My disabilities have made me the target of repeated abuse by TSA, but civil rights are not traded in because of disability. I am poor, but poverty does not lessen my right to vindication.

I tried very hard to remedy TSA's abuses through proper channels.

I filed Rehabilitation Act complaints, FOIA / Privacy Act requests, etc. I tried repeatedly to settle with TSA over multiple years.

In return, all I got was years of stonewalling and TSA's outright refusal to obey the law.

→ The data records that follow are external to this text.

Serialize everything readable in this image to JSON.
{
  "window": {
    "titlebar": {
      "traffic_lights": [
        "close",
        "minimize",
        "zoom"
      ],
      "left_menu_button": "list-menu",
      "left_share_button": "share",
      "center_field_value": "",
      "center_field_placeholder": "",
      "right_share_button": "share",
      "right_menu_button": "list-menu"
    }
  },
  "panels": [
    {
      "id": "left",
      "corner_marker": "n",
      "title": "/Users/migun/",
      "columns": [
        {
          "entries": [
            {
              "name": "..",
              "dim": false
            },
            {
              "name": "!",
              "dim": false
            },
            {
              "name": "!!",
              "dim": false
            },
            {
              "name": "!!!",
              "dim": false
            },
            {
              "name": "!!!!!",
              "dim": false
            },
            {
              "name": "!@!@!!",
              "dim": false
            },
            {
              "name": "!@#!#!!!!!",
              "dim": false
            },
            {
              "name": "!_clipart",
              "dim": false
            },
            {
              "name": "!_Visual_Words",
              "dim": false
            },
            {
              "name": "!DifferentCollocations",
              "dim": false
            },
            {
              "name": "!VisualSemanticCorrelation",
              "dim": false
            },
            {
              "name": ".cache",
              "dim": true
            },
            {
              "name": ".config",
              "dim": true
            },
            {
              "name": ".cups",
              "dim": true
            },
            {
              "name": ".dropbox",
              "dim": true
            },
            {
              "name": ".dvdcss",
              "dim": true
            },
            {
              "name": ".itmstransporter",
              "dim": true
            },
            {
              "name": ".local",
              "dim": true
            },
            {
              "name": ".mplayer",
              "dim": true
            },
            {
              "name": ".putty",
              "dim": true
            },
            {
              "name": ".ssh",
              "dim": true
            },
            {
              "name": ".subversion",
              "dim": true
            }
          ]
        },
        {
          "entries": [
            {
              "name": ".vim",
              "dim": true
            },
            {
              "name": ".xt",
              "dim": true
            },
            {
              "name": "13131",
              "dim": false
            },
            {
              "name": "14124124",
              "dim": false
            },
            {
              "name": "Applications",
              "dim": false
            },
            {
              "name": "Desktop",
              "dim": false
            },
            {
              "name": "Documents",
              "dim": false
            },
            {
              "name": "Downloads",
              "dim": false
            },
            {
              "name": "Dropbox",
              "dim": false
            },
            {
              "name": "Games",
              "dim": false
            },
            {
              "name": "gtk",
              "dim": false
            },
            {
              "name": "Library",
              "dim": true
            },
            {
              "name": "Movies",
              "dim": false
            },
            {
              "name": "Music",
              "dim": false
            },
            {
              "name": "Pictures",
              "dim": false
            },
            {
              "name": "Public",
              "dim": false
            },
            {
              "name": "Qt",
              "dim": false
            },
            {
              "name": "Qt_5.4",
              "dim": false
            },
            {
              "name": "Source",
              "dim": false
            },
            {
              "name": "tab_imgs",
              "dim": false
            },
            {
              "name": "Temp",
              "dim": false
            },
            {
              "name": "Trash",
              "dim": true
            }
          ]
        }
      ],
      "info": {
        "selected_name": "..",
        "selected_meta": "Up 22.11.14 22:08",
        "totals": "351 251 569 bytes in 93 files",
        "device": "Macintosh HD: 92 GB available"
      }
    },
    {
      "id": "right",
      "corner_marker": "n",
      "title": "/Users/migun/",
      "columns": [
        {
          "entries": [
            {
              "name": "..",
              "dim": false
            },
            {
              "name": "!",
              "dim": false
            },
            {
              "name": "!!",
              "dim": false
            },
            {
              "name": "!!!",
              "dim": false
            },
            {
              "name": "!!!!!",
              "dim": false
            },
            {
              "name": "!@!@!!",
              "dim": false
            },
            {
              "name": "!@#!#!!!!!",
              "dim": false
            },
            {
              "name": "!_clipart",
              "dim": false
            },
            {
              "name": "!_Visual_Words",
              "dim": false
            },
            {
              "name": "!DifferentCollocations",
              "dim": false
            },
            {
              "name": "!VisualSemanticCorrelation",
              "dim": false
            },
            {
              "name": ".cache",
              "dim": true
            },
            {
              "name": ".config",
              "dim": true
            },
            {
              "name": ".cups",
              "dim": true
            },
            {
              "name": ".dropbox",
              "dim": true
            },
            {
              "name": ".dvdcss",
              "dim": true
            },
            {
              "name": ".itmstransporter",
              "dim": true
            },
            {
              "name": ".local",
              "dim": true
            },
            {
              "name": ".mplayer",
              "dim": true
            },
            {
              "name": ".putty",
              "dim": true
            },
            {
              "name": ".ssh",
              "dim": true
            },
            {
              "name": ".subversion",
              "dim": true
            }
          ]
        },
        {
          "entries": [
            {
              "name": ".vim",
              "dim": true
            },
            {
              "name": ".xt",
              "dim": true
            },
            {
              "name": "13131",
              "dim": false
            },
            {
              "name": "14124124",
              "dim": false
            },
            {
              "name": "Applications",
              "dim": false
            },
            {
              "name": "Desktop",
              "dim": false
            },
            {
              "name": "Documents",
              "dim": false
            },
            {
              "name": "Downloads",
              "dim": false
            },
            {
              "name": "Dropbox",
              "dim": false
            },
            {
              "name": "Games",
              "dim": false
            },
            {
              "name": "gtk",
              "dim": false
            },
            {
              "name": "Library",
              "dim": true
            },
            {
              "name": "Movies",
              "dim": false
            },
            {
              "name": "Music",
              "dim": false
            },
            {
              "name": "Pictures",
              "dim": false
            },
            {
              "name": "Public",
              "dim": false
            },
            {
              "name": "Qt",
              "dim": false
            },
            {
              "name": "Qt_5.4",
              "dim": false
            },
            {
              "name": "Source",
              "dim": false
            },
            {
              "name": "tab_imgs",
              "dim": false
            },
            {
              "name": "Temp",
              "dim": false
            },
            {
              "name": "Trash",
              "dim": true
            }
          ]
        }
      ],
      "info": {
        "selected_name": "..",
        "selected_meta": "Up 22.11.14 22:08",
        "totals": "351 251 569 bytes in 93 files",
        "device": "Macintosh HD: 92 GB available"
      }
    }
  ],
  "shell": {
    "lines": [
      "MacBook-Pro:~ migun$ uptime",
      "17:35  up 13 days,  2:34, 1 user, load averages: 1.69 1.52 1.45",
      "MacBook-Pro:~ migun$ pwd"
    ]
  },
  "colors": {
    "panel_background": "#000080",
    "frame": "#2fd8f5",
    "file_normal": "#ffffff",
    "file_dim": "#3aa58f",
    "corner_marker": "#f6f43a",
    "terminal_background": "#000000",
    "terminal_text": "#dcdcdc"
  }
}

After all of those efforts failed, I've had to sue to vindicate my rights.

Ordinary individuals like me, especially ones who have disabilities or who are poor, should not have to go to such extremes to have their civil rights respected and protected.

On top of all the other obstacles we already face in fighting an agency with a flagrant disregard for the rule of law, we should not have to overcome laws like 49 USC §§ 114(r) and 46110 that make holding the TSA accountable nearly impossible.

I urge the Committee to investigate these issues thoroughly, hold hearings, and to pass legislation to cure the defects in Federal law that allow TSA's abuses to continue.

Again, I would be happy to testify under oath, provide evidence, discuss these matters informally, and otherwise assist the Committee however I am able.

Please let me know how I can help.

As you may imagine, the process I have gone through so far has been very wearying, and I would like to know that this effort will not result in a brushoff.

I would greatly appreciate if you could send me substantive feedback on the above issues, and what to expect going forward, so that I can have assurance that I have not simply hit another wall in trying to get the Committee's assistance.